Afikim has eight day centers within regular schools, six of which are in Jerusalem. Children from underprivileged and mostly new immigrant families from Ethiopia and the former Soviet Union receive a daily hot meal and help with homework from certified teachers, together with extracurricular enrichment activities alongside their parents, which include music, theater outings and other cultural activities.
The organizers have already raised over $100,000 and hope to double this amount in order to continue their excellent program.
Barkat’s victory over ‘ghost houses’ The Knesset this week approved the decision submitted over three years ago by former city council member Merav Cohen, with the approval of Mayor Nir Barkat, to find a way of reducing – if not completely erasing – the phenomenon of Jerusalem “ghost houses.”
The idea, promoted by the mayor, was to obtain the authorization of the Knesset and Interior Ministry to fine owners who leave their Jerusalem holiday homes empty for most of the year.

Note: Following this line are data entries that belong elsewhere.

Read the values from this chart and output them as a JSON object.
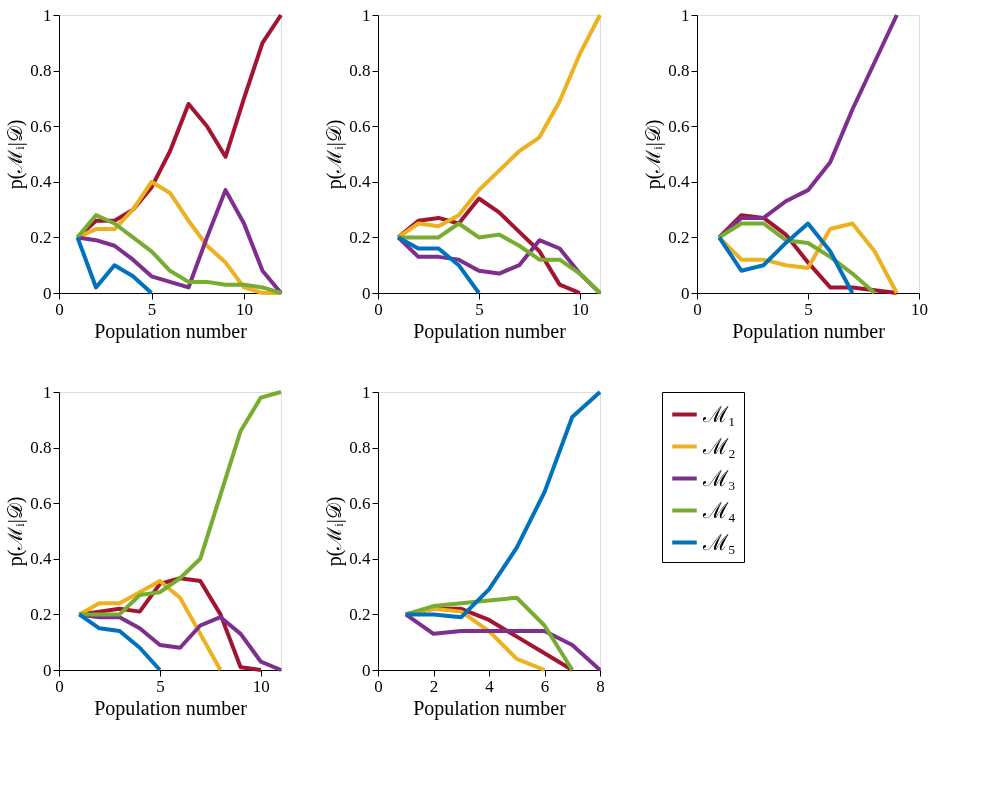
{
  "chart_data": [
    {
      "type": "line",
      "xlabel": "Population number",
      "ylabel": "p(ℳᵢ|𝒟)",
      "xlim": [
        0,
        12
      ],
      "xticks": [
        0,
        5,
        10
      ],
      "ylim": [
        0,
        1
      ],
      "yticks": [
        0,
        0.2,
        0.4,
        0.6,
        0.8,
        1
      ],
      "grid": false,
      "legend": false,
      "line_style": "solid",
      "marker": "none",
      "series": [
        {
          "color": "#a2142f",
          "x": [
            1,
            2,
            3,
            4,
            5,
            6,
            7,
            8,
            9,
            10,
            11,
            12
          ],
          "values": [
            0.2,
            0.26,
            0.26,
            0.3,
            0.38,
            0.51,
            0.68,
            0.6,
            0.49,
            0.7,
            0.9,
            1.0
          ]
        },
        {
          "color": "#edb120",
          "x": [
            1,
            2,
            3,
            4,
            5,
            6,
            7,
            8,
            9,
            10,
            11,
            12
          ],
          "values": [
            0.2,
            0.23,
            0.23,
            0.3,
            0.4,
            0.36,
            0.26,
            0.17,
            0.11,
            0.02,
            0,
            0
          ]
        },
        {
          "color": "#7e2f8e",
          "x": [
            1,
            2,
            3,
            4,
            5,
            6,
            7,
            8,
            9,
            10,
            11,
            12
          ],
          "values": [
            0.2,
            0.19,
            0.17,
            0.12,
            0.06,
            0.04,
            0.02,
            0.2,
            0.37,
            0.25,
            0.08,
            0
          ]
        },
        {
          "color": "#77ac30",
          "x": [
            1,
            2,
            3,
            4,
            5,
            6,
            7,
            8,
            9,
            10,
            11,
            12
          ],
          "values": [
            0.2,
            0.28,
            0.25,
            0.2,
            0.15,
            0.08,
            0.04,
            0.04,
            0.03,
            0.03,
            0.02,
            0
          ]
        },
        {
          "color": "#0072bd",
          "x": [
            1,
            2,
            3,
            4,
            5
          ],
          "values": [
            0.2,
            0.02,
            0.1,
            0.06,
            0
          ]
        }
      ]
    },
    {
      "type": "line",
      "xlabel": "Population number",
      "ylabel": "p(ℳᵢ|𝒟)",
      "xlim": [
        0,
        11
      ],
      "xticks": [
        0,
        5,
        10
      ],
      "ylim": [
        0,
        1
      ],
      "yticks": [
        0,
        0.2,
        0.4,
        0.6,
        0.8,
        1
      ],
      "grid": false,
      "legend": false,
      "line_style": "solid",
      "marker": "none",
      "series": [
        {
          "color": "#a2142f",
          "x": [
            1,
            2,
            3,
            4,
            5,
            6,
            7,
            8,
            9,
            10
          ],
          "values": [
            0.2,
            0.26,
            0.27,
            0.25,
            0.34,
            0.29,
            0.22,
            0.15,
            0.03,
            0
          ]
        },
        {
          "color": "#edb120",
          "x": [
            1,
            2,
            3,
            4,
            5,
            6,
            7,
            8,
            9,
            10,
            11
          ],
          "values": [
            0.2,
            0.25,
            0.24,
            0.28,
            0.37,
            0.44,
            0.51,
            0.56,
            0.69,
            0.86,
            1.0
          ]
        },
        {
          "color": "#7e2f8e",
          "x": [
            1,
            2,
            3,
            4,
            5,
            6,
            7,
            8,
            9,
            10,
            11
          ],
          "values": [
            0.2,
            0.13,
            0.13,
            0.12,
            0.08,
            0.07,
            0.1,
            0.19,
            0.16,
            0.07,
            0
          ]
        },
        {
          "color": "#77ac30",
          "x": [
            1,
            2,
            3,
            4,
            5,
            6,
            7,
            8,
            9,
            10,
            11
          ],
          "values": [
            0.2,
            0.2,
            0.2,
            0.25,
            0.2,
            0.21,
            0.17,
            0.12,
            0.12,
            0.07,
            0
          ]
        },
        {
          "color": "#0072bd",
          "x": [
            1,
            2,
            3,
            4,
            5
          ],
          "values": [
            0.2,
            0.16,
            0.16,
            0.1,
            0
          ]
        }
      ]
    },
    {
      "type": "line",
      "xlabel": "Population number",
      "ylabel": "p(ℳᵢ|𝒟)",
      "xlim": [
        0,
        10
      ],
      "xticks": [
        0,
        5,
        10
      ],
      "ylim": [
        0,
        1
      ],
      "yticks": [
        0,
        0.2,
        0.4,
        0.6,
        0.8,
        1
      ],
      "grid": false,
      "legend": false,
      "line_style": "solid",
      "marker": "none",
      "series": [
        {
          "color": "#a2142f",
          "x": [
            1,
            2,
            3,
            4,
            5,
            6,
            7,
            8,
            9
          ],
          "values": [
            0.2,
            0.28,
            0.27,
            0.21,
            0.11,
            0.02,
            0.02,
            0.01,
            0
          ]
        },
        {
          "color": "#edb120",
          "x": [
            1,
            2,
            3,
            4,
            5,
            6,
            7,
            8,
            9
          ],
          "values": [
            0.2,
            0.12,
            0.12,
            0.1,
            0.09,
            0.23,
            0.25,
            0.15,
            0
          ]
        },
        {
          "color": "#7e2f8e",
          "x": [
            1,
            2,
            3,
            4,
            5,
            6,
            7,
            8,
            9
          ],
          "values": [
            0.2,
            0.27,
            0.27,
            0.33,
            0.37,
            0.47,
            0.66,
            0.83,
            1.0
          ]
        },
        {
          "color": "#77ac30",
          "x": [
            1,
            2,
            3,
            4,
            5,
            6,
            7,
            8
          ],
          "values": [
            0.2,
            0.25,
            0.25,
            0.19,
            0.18,
            0.13,
            0.07,
            0
          ]
        },
        {
          "color": "#0072bd",
          "x": [
            1,
            2,
            3,
            4,
            5,
            6,
            7
          ],
          "values": [
            0.2,
            0.08,
            0.1,
            0.18,
            0.25,
            0.15,
            0
          ]
        }
      ]
    },
    {
      "type": "line",
      "xlabel": "Population number",
      "ylabel": "p(ℳᵢ|𝒟)",
      "xlim": [
        0,
        11
      ],
      "xticks": [
        0,
        5,
        10
      ],
      "ylim": [
        0,
        1
      ],
      "yticks": [
        0,
        0.2,
        0.4,
        0.6,
        0.8,
        1
      ],
      "grid": false,
      "legend": false,
      "line_style": "solid",
      "marker": "none",
      "series": [
        {
          "color": "#a2142f",
          "x": [
            1,
            2,
            3,
            4,
            5,
            6,
            7,
            8,
            9,
            10
          ],
          "values": [
            0.2,
            0.21,
            0.22,
            0.21,
            0.31,
            0.33,
            0.32,
            0.2,
            0.01,
            0
          ]
        },
        {
          "color": "#edb120",
          "x": [
            1,
            2,
            3,
            4,
            5,
            6,
            7,
            8
          ],
          "values": [
            0.2,
            0.24,
            0.24,
            0.28,
            0.32,
            0.26,
            0.13,
            0
          ]
        },
        {
          "color": "#7e2f8e",
          "x": [
            1,
            2,
            3,
            4,
            5,
            6,
            7,
            8,
            9,
            10,
            11
          ],
          "values": [
            0.2,
            0.19,
            0.19,
            0.15,
            0.09,
            0.08,
            0.16,
            0.19,
            0.13,
            0.03,
            0
          ]
        },
        {
          "color": "#77ac30",
          "x": [
            1,
            2,
            3,
            4,
            5,
            6,
            7,
            8,
            9,
            10,
            11
          ],
          "values": [
            0.2,
            0.2,
            0.2,
            0.27,
            0.28,
            0.33,
            0.4,
            0.63,
            0.86,
            0.98,
            1.0
          ]
        },
        {
          "color": "#0072bd",
          "x": [
            1,
            2,
            3,
            4,
            5
          ],
          "values": [
            0.2,
            0.15,
            0.14,
            0.08,
            0
          ]
        }
      ]
    },
    {
      "type": "line",
      "xlabel": "Population number",
      "ylabel": "p(ℳᵢ|𝒟)",
      "xlim": [
        0,
        8
      ],
      "xticks": [
        0,
        2,
        4,
        6,
        8
      ],
      "ylim": [
        0,
        1
      ],
      "yticks": [
        0,
        0.2,
        0.4,
        0.6,
        0.8,
        1
      ],
      "grid": false,
      "legend": "right",
      "line_style": "solid",
      "marker": "none",
      "series": [
        {
          "name": "ℳ₁",
          "color": "#a2142f",
          "x": [
            1,
            2,
            3,
            4,
            5,
            6,
            7
          ],
          "values": [
            0.2,
            0.22,
            0.22,
            0.18,
            0.12,
            0.06,
            0
          ]
        },
        {
          "name": "ℳ₂",
          "color": "#edb120",
          "x": [
            1,
            2,
            3,
            4,
            5,
            6
          ],
          "values": [
            0.2,
            0.22,
            0.21,
            0.14,
            0.04,
            0
          ]
        },
        {
          "name": "ℳ₃",
          "color": "#7e2f8e",
          "x": [
            1,
            2,
            3,
            4,
            5,
            6,
            7,
            8
          ],
          "values": [
            0.2,
            0.13,
            0.14,
            0.14,
            0.14,
            0.14,
            0.09,
            0
          ]
        },
        {
          "name": "ℳ₄",
          "color": "#77ac30",
          "x": [
            1,
            2,
            3,
            4,
            5,
            6,
            7
          ],
          "values": [
            0.2,
            0.23,
            0.24,
            0.25,
            0.26,
            0.16,
            0
          ]
        },
        {
          "name": "ℳ₅",
          "color": "#0072bd",
          "x": [
            1,
            2,
            3,
            4,
            5,
            6,
            7,
            8
          ],
          "values": [
            0.2,
            0.2,
            0.19,
            0.29,
            0.44,
            0.64,
            0.91,
            1.0
          ]
        }
      ]
    }
  ]
}
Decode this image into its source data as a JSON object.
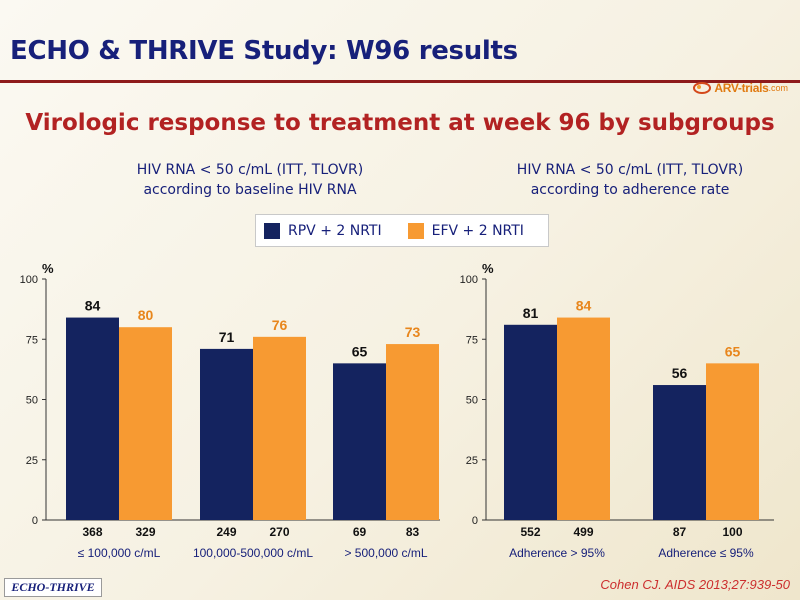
{
  "slide": {
    "title": "ECHO & THRIVE Study: W96 results",
    "subtitle": "Virologic response to treatment at week 96 by subgroups",
    "footer_brand": "ECHO-THRIVE",
    "citation": "Cohen CJ. AIDS 2013;27:939-50"
  },
  "logo": {
    "text": "ARV-trials",
    "suffix": ".com"
  },
  "colors": {
    "rpv": "#14235f",
    "efv": "#f79a32",
    "title": "#17207a",
    "subtitle": "#b22222"
  },
  "legend": [
    {
      "label": "RPV + 2 NRTI",
      "color": "#14235f"
    },
    {
      "label": "EFV + 2 NRTI",
      "color": "#f79a32"
    }
  ],
  "panels": [
    {
      "title_line1": "HIV RNA < 50 c/mL (ITT, TLOVR)",
      "title_line2": "according to baseline HIV RNA"
    },
    {
      "title_line1": "HIV RNA < 50 c/mL (ITT, TLOVR)",
      "title_line2": "according to adherence rate"
    }
  ],
  "chart_data": [
    {
      "type": "bar",
      "ylabel": "%",
      "ylim": [
        0,
        100
      ],
      "yticks": [
        "0",
        "25",
        "50",
        "75",
        "100"
      ],
      "categories": [
        "≤ 100,000 c/mL",
        "100,000-500,000 c/mL",
        "> 500,000 c/mL"
      ],
      "series": [
        {
          "name": "RPV + 2 NRTI",
          "values": [
            84,
            71,
            65
          ],
          "n": [
            "368",
            "249",
            "69"
          ]
        },
        {
          "name": "EFV + 2 NRTI",
          "values": [
            80,
            76,
            73
          ],
          "n": [
            "329",
            "270",
            "83"
          ]
        }
      ]
    },
    {
      "type": "bar",
      "ylabel": "%",
      "ylim": [
        0,
        100
      ],
      "yticks": [
        "0",
        "25",
        "50",
        "75",
        "100"
      ],
      "categories": [
        "Adherence > 95%",
        "Adherence ≤ 95%"
      ],
      "series": [
        {
          "name": "RPV + 2 NRTI",
          "values": [
            81,
            56
          ],
          "n": [
            "552",
            "87"
          ]
        },
        {
          "name": "EFV + 2 NRTI",
          "values": [
            84,
            65
          ],
          "n": [
            "499",
            "100"
          ]
        }
      ]
    }
  ]
}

The issue exists in a few prestigious neighborhoods and causes a wide range of problems, including vandalism, and has a disastrous impact on rental prices. For three years Barkat tried unsuccessfully to effect a change in the law regarding the amount of arnona (municipal tax) on these ghost houses.
But this week, the Knesset’s Finance Committee finally decided to support the mayor’s proposal and voted in favor of the decision. According to the new law, the owners of a property that is uninhabited for more than six months of the year will be charged double arnona. Sources in the municipality admit they are not convinced that this will solve the rental problem in the city, as owners of these luxury ghost houses can easily afford this increase in taxes.
New guy, old problems Whether it comes from a lack of experience in the political scene or as a well-prepared plan, the new deputy mayor Haim Epstein, who represents, with his one seat on city council, the more extremist sector in the haredi benches of Bnei Torah is opposed to any activities on Shabbat at the First Station. What has become one of the most successful leisure and culinary locations in the city, in which religious and secular can share entertainment, fun for children and also moving ceremonies of Kabbalat Shabbat and Havdala, seems dangerous in Epstein’s eyes. At the first directory meeting of the city council (a group in which the heads of the lists included in the coalition all participate), Epstein announced that he wants to see all the businesses shut down at the First Station on Shabbat, and that this will be one of his first aims at the city council. The reaction of other members of the directory – especially from Ofer Berkowitz, deputy mayor and leader of Hitorerut B’Yerushalayim (four seats on the council) was clear and rapid: “No way.” It’s not clear for the moment if this is the first sign of a crack in the coalition or just a minor misunderstanding of Epstein of the new realities on the ground that have changed the cultural and leisure time of the residents in the city.
Kind of vacation The news regarding the decision of the Education Ministry, and adopted by the municipality, to add three more weeks to the “studying” days of the school year (kindergartens and first and second grades) was well received by the parents of children it is designed to help. For the Jerusalemites, this might sound like a normal continuity of what started last year, with city councillor Rachel Azaria (Yerushalmim) who added one whole month of classes to the public kindergartens.
The initiative is welcomed by all sides – administration at the municipality and parents as well (perhaps a little less by the children themselves) but now starts the polemic about the content of these three weeks. Is it going to be a mere “baby-sitter” style or a little more serious program of enrichment, even though it will not be part of the regular curriculum? There are still six months ahead for us to debate the matter, which sounds likely to become a very hot topic.